Launched as an Ethernet exchange, CENX is now tackling service orchestration for SDN and NFV.

September 22, 2014

3 Min Read
CENX Reinvents Itself as Service Orchestrator

It might seem a bit of a stretch for CENX to go from operating an Ethernet exchange that never really took off to offering a service orchestration platform for SDN and NFV, but CENX CEO and President Ed Ogonek says the transition was a natural one that built on the company's experience in managing end-to-end services. (See CENX Unveils Service Orchestration Suite and Ethernet Exchanges Shift From Public to Private.)

More importantly in terms of product validation, Ogonek says CENX Inc. is already working with two large Tier 1 customers who are using its Cortx Service Orchestration platform in their mobile backhaul networks, as well as a Tier 2 operator and data center company using Cortx for end-to-end service orchestration of SDN and NFV.

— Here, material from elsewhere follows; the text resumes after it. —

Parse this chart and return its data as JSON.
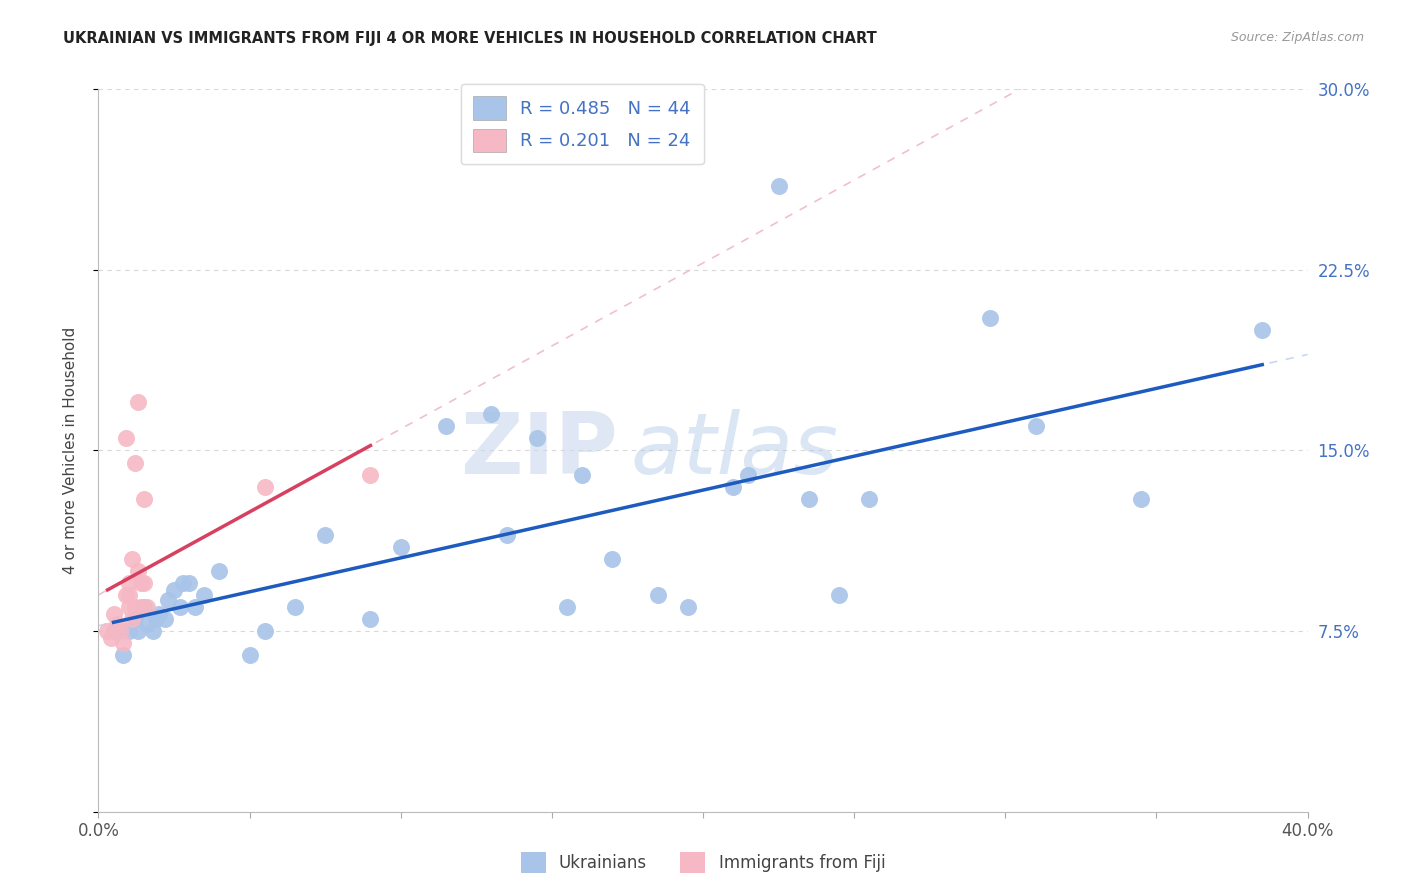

For more on service orchestration for NFV and SDN, check out our dedicated carrier SDN page here on Light Reading.

Ogonek, who took over CENX management in January 2013 from former President and Co-Founder Nan Chen, says the company's expertise in automating the end-to-end services lifecycle for data services such as Ethernet gave it clear insight into the challenges of orchestration in the virtual world. CENX had specific expertise in interconnecting different networks to deliver a consistent service and had to address very similar challenges to what will exist in virtualized networks. (See CENX Selects a CEO.)

Many of those challenges relate to establishing what Ogonek calls a "clean and accurate view of the data from OSS and BSS around an advanced data service," which Cortx does by conducting a continuous data audit that, among other things, can continuously extract data from existing OSSs. The service information model is then built on that data to enable the automation of all the necessary processes in the service lifecycle, including ordering, provisioning and ongoing service assurance.

"A lot of companies are looking at this as an evolution of an outdated OSS architecture," he says. "We come at this from a different perspective. The continuous data audit builds a very clean and accurate view of the network. It also lets us build a single unified service information model and leverage that to automate the billing side of the network and provide orchestration that is multi-vendor, multi-network and multi-service."

Cortx has open REST applications programming interfaces (APIs) so it can integrate multiple different SDN controllers and NFV orchestrators and is designed to manage a range of IP and Ethernet services.

Ogonek acknowledges that there are still many moving parts to service orchestration in NFV arena, including multiple standards efforts and a push to create a single orchestration layer, but says CENX is carefully tracking the standards groups and participating where it can. (See Telefonica's Push for Open NFV Infrastructure, VIM.)

"In the drive to virtualization, we have provided a platform to meet the key market trends of increasing service agility and reducing capital and operational costs," he says.